Can anybody describe to me how to tape a teat so the kid can't nurse it? I searched the forum but couldn't find anything on this...

Basically I have a FF who is producing amazing amounts of milk...and she only had a single, so mama is getting engorged. Baby is only nursing one side. I'm starting to milk her out some several times a day. The unused teat is major league tiny, so it's hard to milk...hoping baby sucking on it will stretch it out some. 

Thanks!


----------



## toth boer goats (Jul 20, 2008)

You can grab the kid and teach them there is another side. Anytime you see the kid nursing from the wrong side, put it on the ignored one.

When the kid gets bigger the kid will go back and forth.

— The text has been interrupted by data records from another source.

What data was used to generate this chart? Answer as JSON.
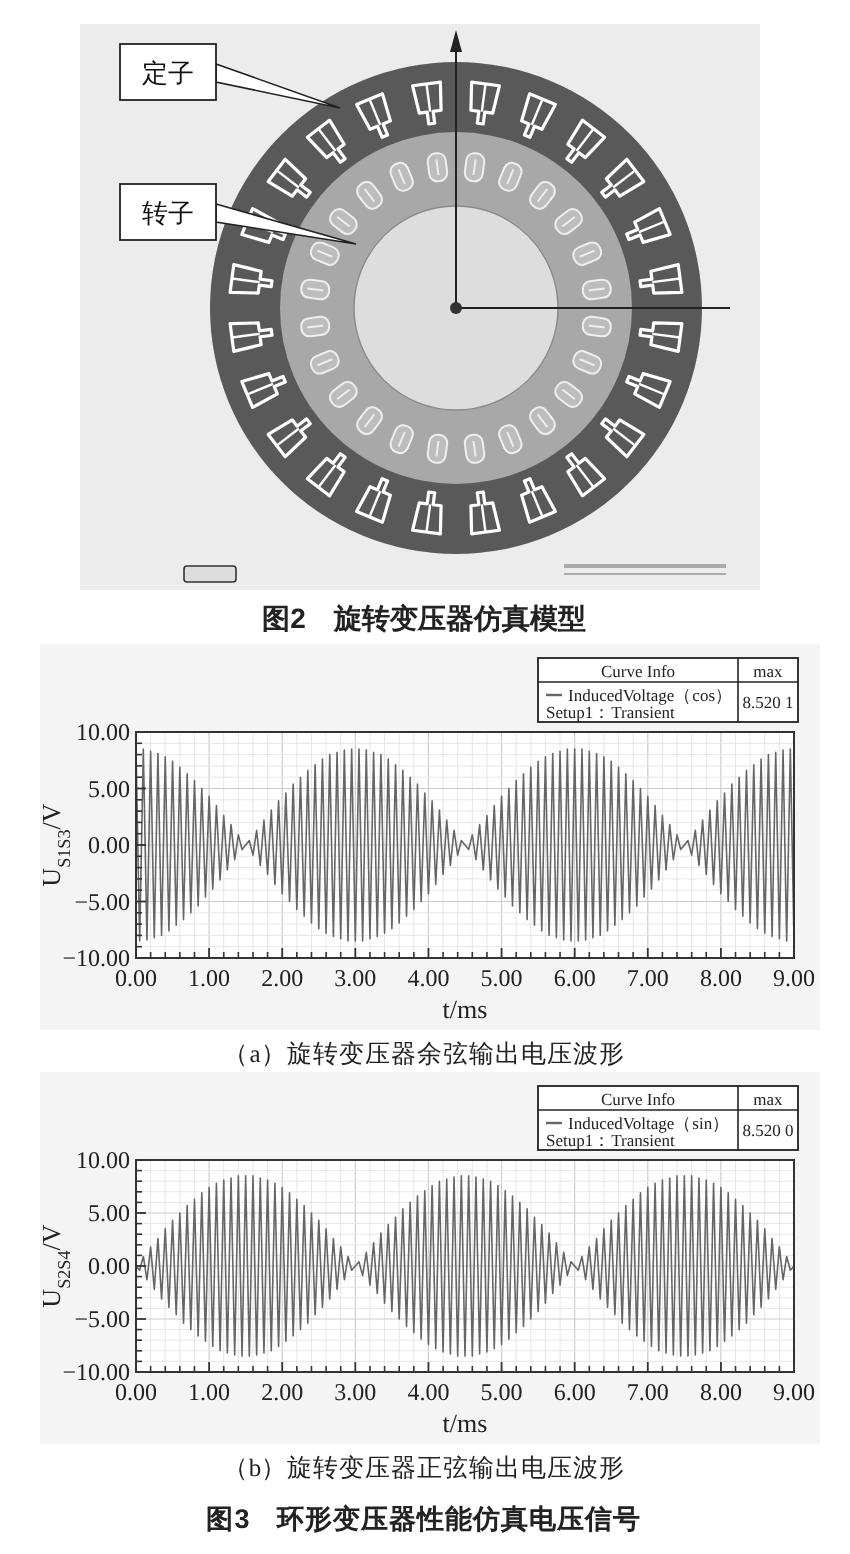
{
  "chart_data": [
    {
      "type": "other",
      "title": "图2　旋转变压器仿真模型",
      "annotations": [
        "定子",
        "转子"
      ]
    },
    {
      "type": "line",
      "title": "（a）旋转变压器余弦输出电压波形",
      "xlabel": "t/ms",
      "ylabel": "U$_{S1S3}$/V",
      "legend_title": "Curve Info",
      "annotations": [
        "Setup1：Transient",
        "max",
        "8.520 1"
      ],
      "x": [
        0,
        0.05,
        0.1,
        0.15,
        0.2,
        0.25,
        0.3,
        0.35,
        0.4,
        0.45,
        0.5,
        0.55,
        0.6,
        0.65,
        0.7,
        0.75,
        0.8,
        0.85,
        0.9,
        0.95,
        1,
        1.05,
        1.1,
        1.15,
        1.2,
        1.25,
        1.3,
        1.35,
        1.4,
        1.45,
        1.5,
        1.55,
        1.6,
        1.65,
        1.7,
        1.75,
        1.8,
        1.85,
        1.9,
        1.95,
        2,
        2.05,
        2.1,
        2.15,
        2.2,
        2.25,
        2.3,
        2.35,
        2.4,
        2.45,
        2.5,
        2.55,
        2.6,
        2.65,
        2.7,
        2.75,
        2.8,
        2.85,
        2.9,
        2.95,
        3,
        3.05,
        3.1,
        3.15,
        3.2,
        3.25,
        3.3,
        3.35,
        3.4,
        3.45,
        3.5,
        3.55,
        3.6,
        3.65,
        3.7,
        3.75,
        3.8,
        3.85,
        3.9,
        3.95,
        4,
        4.05,
        4.1,
        4.15,
        4.2,
        4.25,
        4.3,
        4.35,
        4.4,
        4.45,
        4.5,
        4.55,
        4.6,
        4.65,
        4.7,
        4.75,
        4.8,
        4.85,
        4.9,
        4.95,
        5,
        5.05,
        5.1,
        5.15,
        5.2,
        5.25,
        5.3,
        5.35,
        5.4,
        5.45,
        5.5,
        5.55,
        5.6,
        5.65,
        5.7,
        5.75,
        5.8,
        5.85,
        5.9,
        5.95,
        6,
        6.05,
        6.1,
        6.15,
        6.2,
        6.25,
        6.3,
        6.35,
        6.4,
        6.45,
        6.5,
        6.55,
        6.6,
        6.65,
        6.7,
        6.75,
        6.8,
        6.85,
        6.9,
        6.95,
        7,
        7.05,
        7.1,
        7.15,
        7.2,
        7.25,
        7.3,
        7.35,
        7.4,
        7.45,
        7.5,
        7.55,
        7.6,
        7.65,
        7.7,
        7.75,
        7.8,
        7.85,
        7.9,
        7.95,
        8,
        8.05,
        8.1,
        8.15,
        8.2,
        8.25,
        8.3,
        8.35,
        8.4,
        8.45,
        8.5,
        8.55,
        8.6,
        8.65,
        8.7,
        8.75,
        8.8,
        8.85,
        8.9,
        8.95,
        9
      ],
      "series": [
        {
          "name": "InducedVoltage（cos）",
          "color": "#666666",
          "values": [
            8.5,
            -8.5,
            8.5,
            -8.4,
            8.3,
            -8.2,
            8.1,
            -8.0,
            7.8,
            -7.6,
            7.4,
            -7.1,
            6.9,
            -6.6,
            6.3,
            -6.0,
            5.7,
            -5.4,
            5.0,
            -4.6,
            4.3,
            -3.9,
            3.5,
            -3.1,
            2.6,
            -2.2,
            1.8,
            -1.3,
            0.9,
            -0.4,
            0.0,
            0.4,
            -0.9,
            1.3,
            -1.8,
            2.2,
            -2.6,
            3.1,
            -3.5,
            3.9,
            -4.3,
            4.6,
            -5.0,
            5.4,
            -5.7,
            6.0,
            -6.3,
            6.6,
            -6.9,
            7.1,
            -7.4,
            7.6,
            -7.8,
            8.0,
            -8.1,
            8.2,
            -8.3,
            8.4,
            -8.5,
            8.5,
            -8.5,
            8.5,
            -8.5,
            8.4,
            -8.3,
            8.2,
            -8.1,
            8.0,
            -7.8,
            7.6,
            -7.4,
            7.1,
            -6.9,
            6.6,
            -6.3,
            6.0,
            -5.7,
            5.4,
            -5.0,
            4.6,
            -4.3,
            3.9,
            -3.5,
            3.1,
            -2.6,
            2.2,
            -1.8,
            1.3,
            -0.9,
            0.4,
            0.0,
            -0.4,
            0.9,
            -1.3,
            1.8,
            -2.2,
            2.6,
            -3.1,
            3.5,
            -3.9,
            4.3,
            -4.6,
            5.0,
            -5.4,
            5.7,
            -6.0,
            6.3,
            -6.6,
            6.9,
            -7.1,
            7.4,
            -7.6,
            7.8,
            -8.0,
            8.1,
            -8.2,
            8.3,
            -8.4,
            8.5,
            -8.5,
            8.5,
            -8.5,
            8.5,
            -8.4,
            8.3,
            -8.2,
            8.1,
            -8.0,
            7.8,
            -7.6,
            7.4,
            -7.1,
            6.9,
            -6.6,
            6.3,
            -6.0,
            5.7,
            -5.4,
            5.0,
            -4.6,
            4.3,
            -3.9,
            3.5,
            -3.1,
            2.6,
            -2.2,
            1.8,
            -1.3,
            0.9,
            -0.4,
            0.0,
            0.4,
            -0.9,
            1.3,
            -1.8,
            2.2,
            -2.6,
            3.1,
            -3.5,
            3.9,
            -4.3,
            4.6,
            -5.0,
            5.4,
            -5.7,
            6.0,
            -6.3,
            6.6,
            -6.9,
            7.1,
            -7.4,
            7.6,
            -7.8,
            8.0,
            -8.1,
            8.2,
            -8.3,
            8.4,
            -8.5,
            8.5,
            -8.5
          ]
        }
      ],
      "xlim": [
        0,
        9
      ],
      "xticks": [
        {
          "value": 0,
          "label": "0.00"
        },
        {
          "value": 1,
          "label": "1.00"
        },
        {
          "value": 2,
          "label": "2.00"
        },
        {
          "value": 3,
          "label": "3.00"
        },
        {
          "value": 4,
          "label": "4.00"
        },
        {
          "value": 5,
          "label": "5.00"
        },
        {
          "value": 6,
          "label": "6.00"
        },
        {
          "value": 7,
          "label": "7.00"
        },
        {
          "value": 8,
          "label": "8.00"
        },
        {
          "value": 9,
          "label": "9.00"
        }
      ],
      "ylim": [
        -10,
        10
      ],
      "yticks": [
        {
          "value": -10,
          "label": "−10.00"
        },
        {
          "value": -5,
          "label": "−5.00"
        },
        {
          "value": 0,
          "label": "0.00"
        },
        {
          "value": 5,
          "label": "5.00"
        },
        {
          "value": 10,
          "label": "10.00"
        }
      ],
      "grid": true,
      "legend": "top right"
    },
    {
      "type": "line",
      "title": "（b）旋转变压器正弦输出电压波形",
      "xlabel": "t/ms",
      "ylabel": "U$_{S2S4}$/V",
      "legend_title": "Curve Info",
      "annotations": [
        "Setup1：Transient",
        "max",
        "8.520 0",
        "图3　环形变压器性能仿真电压信号"
      ],
      "x": [
        0,
        0.05,
        0.1,
        0.15,
        0.2,
        0.25,
        0.3,
        0.35,
        0.4,
        0.45,
        0.5,
        0.55,
        0.6,
        0.65,
        0.7,
        0.75,
        0.8,
        0.85,
        0.9,
        0.95,
        1,
        1.05,
        1.1,
        1.15,
        1.2,
        1.25,
        1.3,
        1.35,
        1.4,
        1.45,
        1.5,
        1.55,
        1.6,
        1.65,
        1.7,
        1.75,
        1.8,
        1.85,
        1.9,
        1.95,
        2,
        2.05,
        2.1,
        2.15,
        2.2,
        2.25,
        2.3,
        2.35,
        2.4,
        2.45,
        2.5,
        2.55,
        2.6,
        2.65,
        2.7,
        2.75,
        2.8,
        2.85,
        2.9,
        2.95,
        3,
        3.05,
        3.1,
        3.15,
        3.2,
        3.25,
        3.3,
        3.35,
        3.4,
        3.45,
        3.5,
        3.55,
        3.6,
        3.65,
        3.7,
        3.75,
        3.8,
        3.85,
        3.9,
        3.95,
        4,
        4.05,
        4.1,
        4.15,
        4.2,
        4.25,
        4.3,
        4.35,
        4.4,
        4.45,
        4.5,
        4.55,
        4.6,
        4.65,
        4.7,
        4.75,
        4.8,
        4.85,
        4.9,
        4.95,
        5,
        5.05,
        5.1,
        5.15,
        5.2,
        5.25,
        5.3,
        5.35,
        5.4,
        5.45,
        5.5,
        5.55,
        5.6,
        5.65,
        5.7,
        5.75,
        5.8,
        5.85,
        5.9,
        5.95,
        6,
        6.05,
        6.1,
        6.15,
        6.2,
        6.25,
        6.3,
        6.35,
        6.4,
        6.45,
        6.5,
        6.55,
        6.6,
        6.65,
        6.7,
        6.75,
        6.8,
        6.85,
        6.9,
        6.95,
        7,
        7.05,
        7.1,
        7.15,
        7.2,
        7.25,
        7.3,
        7.35,
        7.4,
        7.45,
        7.5,
        7.55,
        7.6,
        7.65,
        7.7,
        7.75,
        7.8,
        7.85,
        7.9,
        7.95,
        8,
        8.05,
        8.1,
        8.15,
        8.2,
        8.25,
        8.3,
        8.35,
        8.4,
        8.45,
        8.5,
        8.55,
        8.6,
        8.65,
        8.7,
        8.75,
        8.8,
        8.85,
        8.9,
        8.95,
        9
      ],
      "series": [
        {
          "name": "InducedVoltage（sin）",
          "color": "#666666",
          "values": [
            0.0,
            -0.4,
            0.9,
            -1.3,
            1.8,
            -2.2,
            2.6,
            -3.1,
            3.5,
            -3.9,
            4.3,
            -4.6,
            5.0,
            -5.4,
            5.7,
            -6.0,
            6.3,
            -6.6,
            6.9,
            -7.1,
            7.4,
            -7.6,
            7.8,
            -8.0,
            8.1,
            -8.2,
            8.3,
            -8.4,
            8.5,
            -8.5,
            8.5,
            -8.5,
            8.5,
            -8.4,
            8.3,
            -8.2,
            8.1,
            -8.0,
            7.8,
            -7.6,
            7.4,
            -7.1,
            6.9,
            -6.6,
            6.3,
            -6.0,
            5.7,
            -5.4,
            5.0,
            -4.6,
            4.3,
            -3.9,
            3.5,
            -3.1,
            2.6,
            -2.2,
            1.8,
            -1.3,
            0.9,
            -0.4,
            0.0,
            0.4,
            -0.9,
            1.3,
            -1.8,
            2.2,
            -2.6,
            3.1,
            -3.5,
            3.9,
            -4.3,
            4.6,
            -5.0,
            5.4,
            -5.7,
            6.0,
            -6.3,
            6.6,
            -6.9,
            7.1,
            -7.4,
            7.6,
            -7.8,
            8.0,
            -8.1,
            8.2,
            -8.3,
            8.4,
            -8.5,
            8.5,
            -8.5,
            8.5,
            -8.5,
            8.4,
            -8.3,
            8.2,
            -8.1,
            8.0,
            -7.8,
            7.6,
            -7.4,
            7.1,
            -6.9,
            6.6,
            -6.3,
            6.0,
            -5.7,
            5.4,
            -5.0,
            4.6,
            -4.3,
            3.9,
            -3.5,
            3.1,
            -2.6,
            2.2,
            -1.8,
            1.3,
            -0.9,
            0.4,
            0.0,
            -0.4,
            0.9,
            -1.3,
            1.8,
            -2.2,
            2.6,
            -3.1,
            3.5,
            -3.9,
            4.3,
            -4.6,
            5.0,
            -5.4,
            5.7,
            -6.0,
            6.3,
            -6.6,
            6.9,
            -7.1,
            7.4,
            -7.6,
            7.8,
            -8.0,
            8.1,
            -8.2,
            8.3,
            -8.4,
            8.5,
            -8.5,
            8.5,
            -8.5,
            8.5,
            -8.4,
            8.3,
            -8.2,
            8.1,
            -8.0,
            7.8,
            -7.6,
            7.4,
            -7.1,
            6.9,
            -6.6,
            6.3,
            -6.0,
            5.7,
            -5.4,
            5.0,
            -4.6,
            4.3,
            -3.9,
            3.5,
            -3.1,
            2.6,
            -2.2,
            1.8,
            -1.3,
            0.9,
            -0.4,
            0.0
          ]
        }
      ],
      "xlim": [
        0,
        9
      ],
      "xticks": [
        {
          "value": 0,
          "label": "0.00"
        },
        {
          "value": 1,
          "label": "1.00"
        },
        {
          "value": 2,
          "label": "2.00"
        },
        {
          "value": 3,
          "label": "3.00"
        },
        {
          "value": 4,
          "label": "4.00"
        },
        {
          "value": 5,
          "label": "5.00"
        },
        {
          "value": 6,
          "label": "6.00"
        },
        {
          "value": 7,
          "label": "7.00"
        },
        {
          "value": 8,
          "label": "8.00"
        },
        {
          "value": 9,
          "label": "9.00"
        }
      ],
      "ylim": [
        -10,
        10
      ],
      "yticks": [
        {
          "value": -10,
          "label": "−10.00"
        },
        {
          "value": -5,
          "label": "−5.00"
        },
        {
          "value": 0,
          "label": "0.00"
        },
        {
          "value": 5,
          "label": "5.00"
        },
        {
          "value": 10,
          "label": "10.00"
        }
      ],
      "grid": true,
      "legend": "top right"
    }
  ]
}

In the meantime you may want to milk some out so she doesn't balloon a teat or get mastitis.


----------



## Suzanne_Tyler (Jul 19, 2014)

I get the 1 inch adhesive tape. Cut a strip about twice as long as her teat, start at the base and tape it down all the way to the orfice, and around the other side. Then take another piece of tape a bit smaller than the first and wrap it around the first piece of tape at the base of the teat.


----------



## Goats Rock (Jun 20, 2011)

When you tape, leave a tiny bit of the end taped back on itself so you can untape and milk that side out. Be careful the tape isn't too tight when she is empty because when she fills with milk, the circulation can get cut off.

I use a paper first aid tape. Just don't use duct tape!


----------



## top_goat (Sep 16, 2014)

Thanks all! I can do this...(smile) Much appreciated.


----------



## TexasGoatMan (Jul 4, 2015)

Why not do the simple thing and separate mama and kid. Then go out and let them together and you milk the large teat and make baby suck the little one. After some time the baby should get large enough to handle both. However you did not say what kind of goat you have so if it is a dairy goat then you will be stuck with milking it for a lot longer and hopefully the little teat gets long enough to milk after the kid is weaned.


----------